23 Jul 2010

Jangan Asingkan Aku!

“ Ma! Aku…” Aku tak sempat mengucapkan apa yang sudah kupikirkan sejak tadi malam. Kata-kataku terhenti oleh sebuah jawaban yang menuntut pengertianku. Sayangnya, justru membuatku sangat kecewa.
“ Sayang, kita bicara nanti malam saja ya! Sekarang mama sama papa harus buru-buru berangkat. Sudah siang, nanti mama sama papa telat! “

Aku tahu kalau jawaban itu yang akan kuterima. Selalu begitu, seperti hari-hari yang lalu. Terburu-buru mereka menginggalkanku. Bahkan seringkali tak sempat lagi menoleh ke arahku.


Selembar uang sepuluh ribu kini ada dalam genggamanku. Selalu saja senjata ini yang dipakai untuk menahan ucapanku, permintaanku. Tepatnya protesku. Inikah wujud dari kata sayang yang sering mereka ucapkan? Apa peduliku, uang ini sudah ada di tanganku, jadi hakku. Aku habiskan atau aku simpan, mama papa tak pernah menanyakan hal itu.

“ Danang!” sebuah sapaan lembut membuyarkan lamunanku, meredakan kekecewaanku. “ Ayo ganti baju seragam dulu, terus sarapan. Nanti sekolah diantar sama Pak Dhe ya, kan hari ini Pak Dhe lagi libur. “ lanjut pemilik suara lembut itu sambil menuntunku. Aku merasakan ketulusan dibalik suara itu. Suara seseorang yang akrab kupanggil Bu Dhe.

Apa yang terjadi selanjutnya, aku sudah hafal. Pertama dia akan mengambil tas dari pundakku, membuka jaketku dan membantuku melepas sepatu. Selesai dengan rutininas pertama, Bu Dhe kemudian mengganti baju rumahku dengan seragam sekolah. Setelah menyisir rambutku dengan rapi, Bu Dhe mengambil sepiring nasi dan menyuapiku dengan telaten. Aku hafal semua kebiasaan Bu Dhe, seakan Bu Dhe adalah orang tua kandungku.

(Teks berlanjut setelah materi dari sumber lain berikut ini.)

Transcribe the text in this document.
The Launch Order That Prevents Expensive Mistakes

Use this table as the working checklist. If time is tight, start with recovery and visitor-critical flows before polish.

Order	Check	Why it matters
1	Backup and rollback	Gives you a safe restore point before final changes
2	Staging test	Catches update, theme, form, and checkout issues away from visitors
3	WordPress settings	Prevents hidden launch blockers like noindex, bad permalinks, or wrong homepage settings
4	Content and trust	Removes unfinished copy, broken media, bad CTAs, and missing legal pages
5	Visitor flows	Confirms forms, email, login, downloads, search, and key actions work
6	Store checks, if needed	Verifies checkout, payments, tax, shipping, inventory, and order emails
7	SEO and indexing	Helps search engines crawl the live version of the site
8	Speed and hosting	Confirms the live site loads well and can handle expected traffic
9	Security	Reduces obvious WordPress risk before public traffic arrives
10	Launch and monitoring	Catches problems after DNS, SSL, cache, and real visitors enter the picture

Bu Dhe dan Pak Dhe. Aku tahu itu hanya panggilanku untuknya. Saudara bukan, tetanggapun jauh. Yang jelas, aku baru mengenalnya tiga tahun yang lalu. Tiga tahun usiaku saat itu. Bu Dhe dan Pak Dhe adalah orang kedua yang dipilih mama papaku untuk merawatku, karena orang pertama terlalu sering berhutang pada mama dan juga papa. Mama dan papa sering membicarakan ini di depanku.

“ PR nya sudah selesai dikerjakan? “ tanya perempuan baik hati yang bila kuperhatikan tak kalah cantik dari mama ini usai menyuapkan sarapan terakhirku. Tanpa berkata, aku ambil buku PR dari tasku. Kubuka halaman kelima dan kusodorkan buku itu padanya, masih tanpa kata-kata.

“ Bagus, betul semua! Kamu sendiri kan yang mengerjakan?” tanyanya sambil melihat ke arahku. Aku tak berani menatap mata teduh itu. Aku tak menjawab. Aku mencoba tersenyum, tapi bukan senyum kebanggaan. Dan aku yakin perempuan baik hati ini tahu maksudku.

Hampir tak ada waktu bagi mama dan papa untuk mengajariku. Jika aku sengaja tak mengerjakan PR di rumah Bu Dhe, itu salah satu caraku untuk menarik perhatian mama dan papa. Tapi rupanya mama dan papa lebih senang memberikan jawaban daripada berpanjang lebar menerangkan bagaimana cara mengerjakannya. Mungkin bagi mereka belajar itu di sekolah, sedangkan rumah untuk istirahat dan melepas lelah.

“ Danang, kita berangkat sekarang yuk! Dari sekolah, nanti Pak Dhe mau mampir ke tempat Oom Agus, mudah-mudahan hari ini dia juga libur “ seorang laki-laki tak lebih tua dari papaku keluar sambil membawa kunci motor di tangan kanannya.

Sementara aku memakai sepatu, laki-laki yang akrab kupanggil Pak Dhe memanaskan mesin motornya. Dan sebelum berangkat, lagi-lagi aku hafal apa yang akan dilakukan Bu Dhe selanjutnya. Belajar yang tekun ya, nda boleh nakal di sekolah. Uang sakunya jangan dibawa semua, takut hilang. Jangan jajan sembarangan, nanti bisa sakit. Aku hafal betul sederet pesan itu, karena sepulang sekolah nanti, Bu dhe akan mengecek apakah aku mematuhi pesan itu atau tidak. Satu hal yang nyaris tak pernah dilakukan mama dan papa.

**

“ Sayang, kemarin mau ngomong apa ?” Tanya mama sambil sibuk berdandan. Dari gerakannya, aku tahu mama sebenarnya tak punya banyak waktu.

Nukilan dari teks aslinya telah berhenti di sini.